Apple CEO Tim Cook has revealed the company has been co-operating with the UK government in handing over metadata in the wake of a series of terror attacks in the country — which he described as “horrendous”.
Cook was speaking in an interview with Bloomberg following the first day of Apple’s WWDC developer event yesterday.
Responding to a question about Apple’s stance over privacy and security in the face of ongoing terror attacks around the world, he said: “We’ve been co-operating with the UK government — not only in law enforcement matters but in some of the attacks and I can’t speak in detail about that, but in cases where we have information and they’ve gone through the lawful process we not just give it but we do it very, very promptly.”
On Saturday a group of terrorists attacked people in London Bridge, using a van and knives. It’s the third attack in the UK since March, when a lone attacker struck in Westminster, also using knives and a car to mow down pedestrians. While, last month, a suicide bomber detonated a bomb vest in Manchester as people were leaving a pop concert — killing more than twenty people.
Little detail has emerged as yet about the kinds of communication technology the terrorists might have used to help plan and carry out their attacks, although early reports have suggested some of the perpetrators may have viewed extremist content via YouTube.
“I would hope that they [the UK authorities] would say we’ve been co-operating well,” said Cook, of the terror investigation, adding that he thought Apple had provided “some valuable information”.
Encryption doesn’t mean there’s no information. Because likely metadata exists and metadata, if you’re putting together a profile, is very important.
“Encryption doesn’t mean there’s no information,” he added. “Because likely metadata exists and metadata, if you’re putting together a profile, is very important.”
In February 2016 Apple was drawn into a public spat in the US with the FBI over access to a locked iPhone that had been used in another terrorist incident after the agency tried to use the courts to force Apple to make changes to the device’s security system in order to make its passcode crackable.
Apple refused to do so, couching this as a request for a backdoor, and in the end the FBI managed to break into the device by purchasing an exploit from a third party company.
So the key portions of Cook’s response on how it’s co-operating with UK counterterrorism efforts are: A) “in cases where we have information”; and B) “they’ve gone through the lawful process”.
Whereas, in the earlier instance with the FBI, Apple had argued the agency was requesting extraordinary assistance by demanding it deliberately weaken iOS security — and that such a step posed a threat to the security of all iOS users.
That said, there’s some grey area here too being as the UK legislated at the back end of last year for a new investigatory powers framework that has been widely interpreted as an attack on encryption, by giving authorities the legal authority to demand the removal of electronic protection and be given data in a readable form.
Indeed, in the wake of the latest attack in London the UK Home Secretary said on Sunday that the government wants tech firms to work with it to limit their use of end-to-end encryption.
And while there may be pressure in the US from some quarters for a decrypt law, no such law exists currently.

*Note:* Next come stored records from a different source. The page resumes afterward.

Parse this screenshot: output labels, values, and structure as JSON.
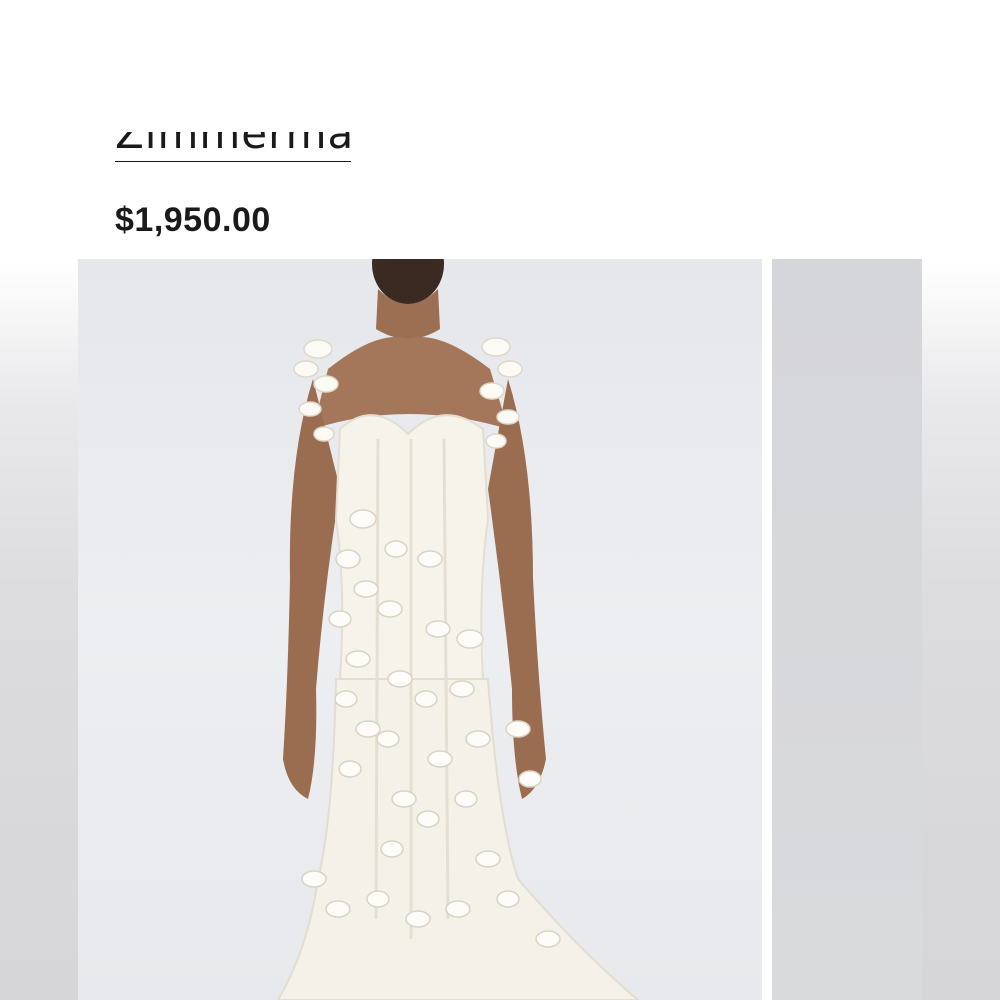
{
  "product": {
    "brand": "Zimmermann",
    "price": "$1,950.00"
  },
  "gallery": {
    "main_image_description": "Model wearing a white strapless-corset gown with cascading 3D floral petal appliqués",
    "next_image": "peek"
  },
  "colors": {
    "text": "#1a1a1a",
    "image_background": "#e9eaee",
    "dress": "#f7f5ee"
  }
}
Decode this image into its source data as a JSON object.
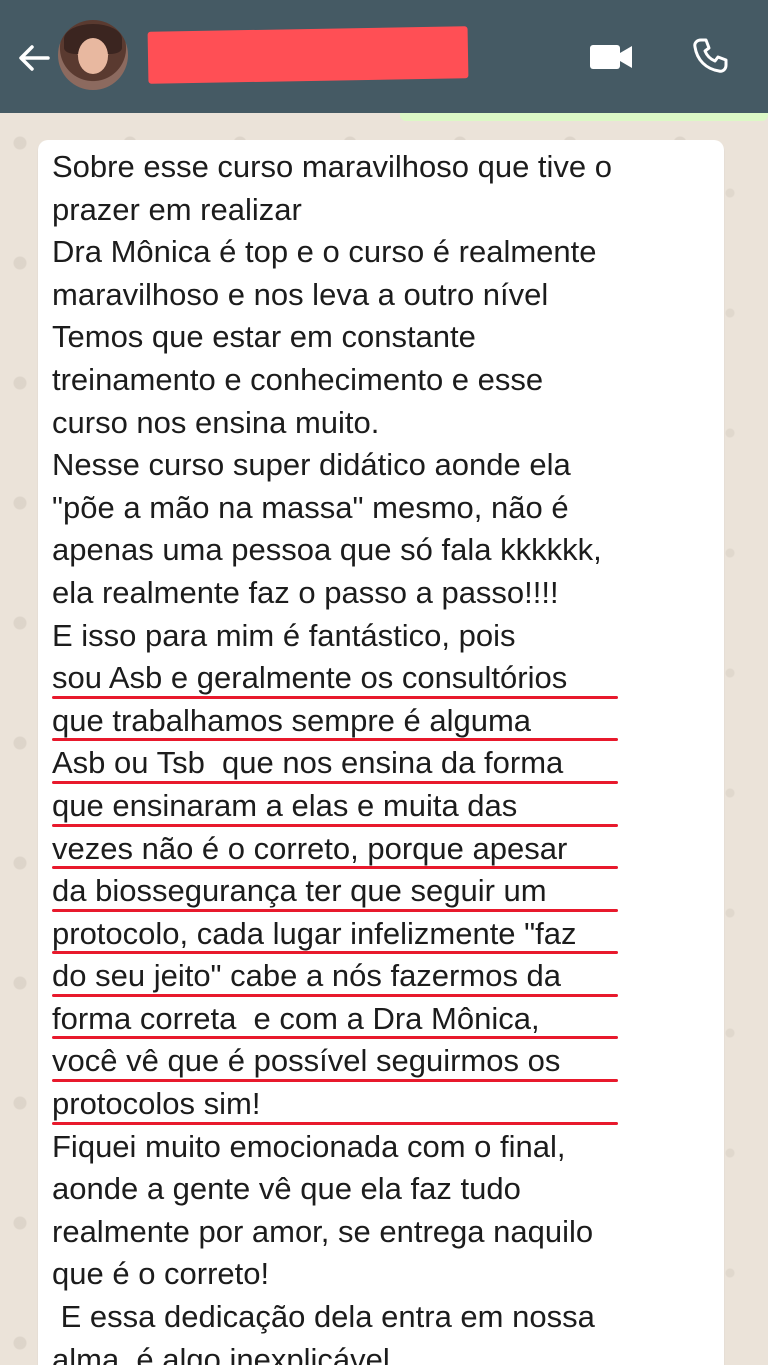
{
  "header": {
    "contact_name": "",
    "back_icon": "arrow-left-icon",
    "video_icon": "video-camera-icon",
    "call_icon": "phone-icon",
    "background_color": "#455a64",
    "redaction_color": "#ff4f55"
  },
  "message": {
    "underline_color": "#e8192c",
    "lines": [
      "Sobre esse curso maravilhoso que tive o",
      "prazer em realizar",
      "Dra Mônica é top e o curso é realmente",
      "maravilhoso e nos leva a outro nível",
      "Temos que estar em constante",
      "treinamento e conhecimento e esse",
      "curso nos ensina muito.",
      "Nesse curso super didático aonde ela",
      "\"põe a mão na massa\" mesmo, não é",
      "apenas uma pessoa que só fala kkkkkk,",
      "ela realmente faz o passo a passo!!!!",
      "E isso para mim é fantástico, pois",
      "sou Asb e geralmente os consultórios",
      "que trabalhamos sempre é alguma",
      "Asb ou Tsb  que nos ensina da forma",
      "que ensinaram a elas e muita das",
      "vezes não é o correto, porque apesar",
      "da biossegurança ter que seguir um",
      "protocolo, cada lugar infelizmente \"faz",
      "do seu jeito\" cabe a nós fazermos da",
      "forma correta  e com a Dra Mônica,",
      "você vê que é possível seguirmos os",
      "protocolos sim!",
      "Fiquei muito emocionada com o final,",
      "aonde a gente vê que ela faz tudo",
      "realmente por amor, se entrega naquilo",
      "que é o correto!",
      " E essa dedicação dela entra em nossa",
      "alma, é algo inexplicável"
    ]
  }
}
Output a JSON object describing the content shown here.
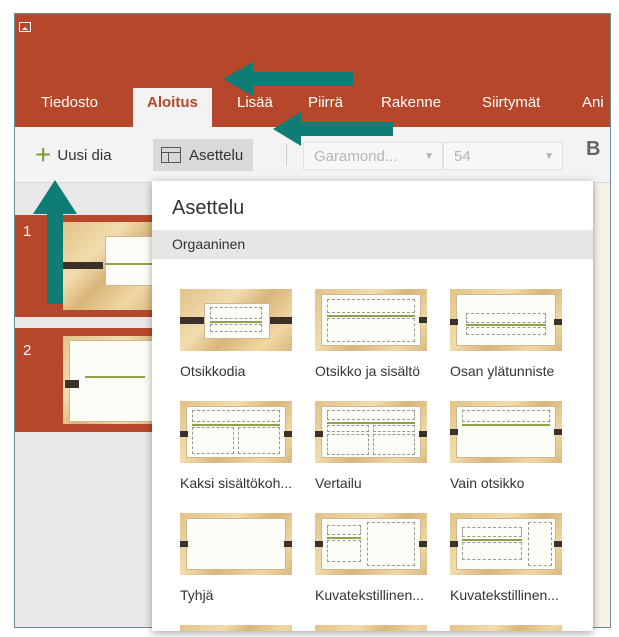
{
  "app": {
    "tabs": [
      "Tiedosto",
      "Aloitus",
      "Lisää",
      "Piirrä",
      "Rakenne",
      "Siirtymät",
      "Ani"
    ],
    "active_tab": "Aloitus"
  },
  "ribbon": {
    "new_slide_label": "Uusi dia",
    "layout_label": "Asettelu",
    "font_name": "Garamond...",
    "font_size": "54",
    "bold_label": "B"
  },
  "thumbnails": {
    "slide_numbers": [
      "1",
      "2"
    ]
  },
  "layout_menu": {
    "title": "Asettelu",
    "section": "Orgaaninen",
    "layouts": [
      "Otsikkodia",
      "Otsikko ja sisältö",
      "Osan ylätunniste",
      "Kaksi sisältökoh...",
      "Vertailu",
      "Vain otsikko",
      "Tyhjä",
      "Kuvatekstillinen...",
      "Kuvatekstillinen..."
    ]
  },
  "colors": {
    "accent": "#b7472a",
    "annotation_arrow": "#0f7c76"
  }
}
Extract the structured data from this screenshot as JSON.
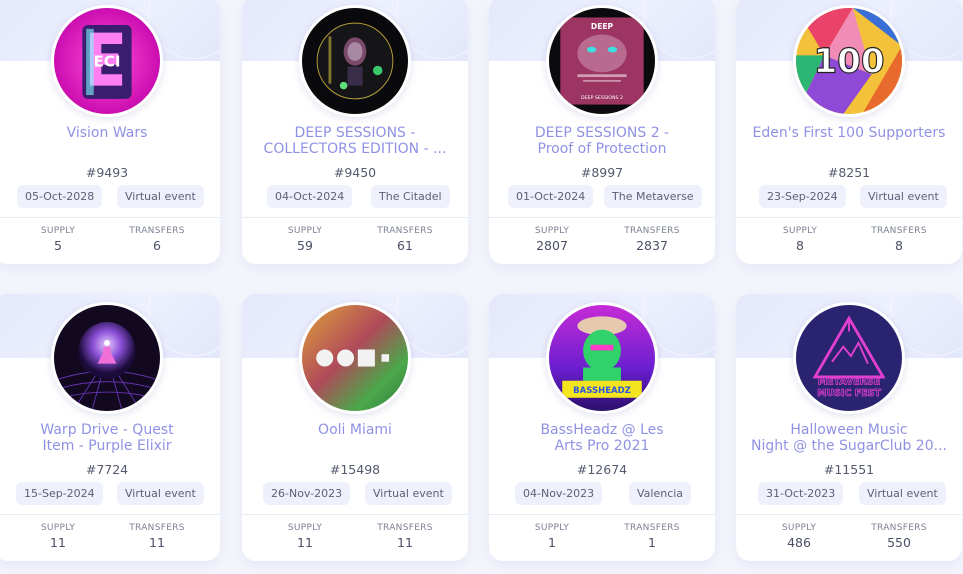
{
  "labels": {
    "supply": "SUPPLY",
    "transfers": "TRANSFERS"
  },
  "cards": [
    {
      "title": "Vision Wars",
      "token_id": "#9493",
      "date": "05-Oct-2028",
      "location": "Virtual event",
      "supply": "5",
      "transfers": "6",
      "image": "neon-glyph-art"
    },
    {
      "title": "DEEP SESSIONS -\nCOLLECTORS EDITION - ...",
      "token_id": "#9450",
      "date": "04-Oct-2024",
      "location": "The Citadel",
      "supply": "59",
      "transfers": "61",
      "image": "deep-sessions-poster"
    },
    {
      "title": "DEEP SESSIONS 2 -\nProof of Protection",
      "token_id": "#8997",
      "date": "01-Oct-2024",
      "location": "The Metaverse",
      "supply": "2807",
      "transfers": "2837",
      "image": "deep-sessions-2-poster"
    },
    {
      "title": "Eden's First 100 Supporters",
      "token_id": "#8251",
      "date": "23-Sep-2024",
      "location": "Virtual event",
      "supply": "8",
      "transfers": "8",
      "image": "colorful-100-badge"
    },
    {
      "title": "Warp Drive - Quest\nItem - Purple Elixir",
      "token_id": "#7724",
      "date": "15-Sep-2024",
      "location": "Virtual event",
      "supply": "11",
      "transfers": "11",
      "image": "purple-elixir-orb"
    },
    {
      "title": "Ooli Miami",
      "token_id": "#15498",
      "date": "26-Nov-2023",
      "location": "Virtual event",
      "supply": "11",
      "transfers": "11",
      "image": "ooli-gradient"
    },
    {
      "title": "BassHeadz @ Les\nArts Pro 2021",
      "token_id": "#12674",
      "date": "04-Nov-2023",
      "location": "Valencia",
      "supply": "1",
      "transfers": "1",
      "image": "bassheadz-character"
    },
    {
      "title": "Halloween Music\nNight @ the SugarClub 20...",
      "token_id": "#11551",
      "date": "31-Oct-2023",
      "location": "Virtual event",
      "supply": "486",
      "transfers": "550",
      "image": "metaverse-music-fest"
    }
  ],
  "image_texts": {
    "vision_wars_letters": "ECI",
    "badge_100": "100",
    "bassheadz_logo_text": "BASSHEADZ",
    "mmf_line1": "METAVERSE",
    "mmf_line2": "MUSIC FEST",
    "ds2_line1": "DEEP",
    "ds2_line2": "DEEP SESSIONS 2"
  }
}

Asked by Bloomberg whether Apple is continually working to make encryption “even stronger”, Cook made his response into a warning about the wider societal threats posed by cyber attacks to “your safety, your security”. Apple, for example, uses e2e encryption for its iMessage messaging app on iOS.
“It’s not privacy vs security, it’s privacy and security vs security,” he said. “And so we’re always working to try to stay one step ahead of these hackers that, frankly speaking, have gone from the guy in the basement that’s a kind of hobbyist to a sophisticated enterprise — and it takes all that we can do to do it.
“We don’t think our users should have to think through all this stuff. It’s not practical for people. And so we try to stand up for users and stay one step ahead of these guys.”
Another area the UK government has been applying pressure to in the wake of the terror attacks is the spread of extremist content via online platforms. And social media firms have repeatedly found themselves in the firing line for not doing enough to promptly remove terrorist propaganda from their platforms.
On this Cook noted that Apple already does “curate” the App Store — adding: “We don’t want hate speech on there. We don’t want these kind of recruiting things on there. We’ve tried to be very careful from the beginning about not having that stuff on there.”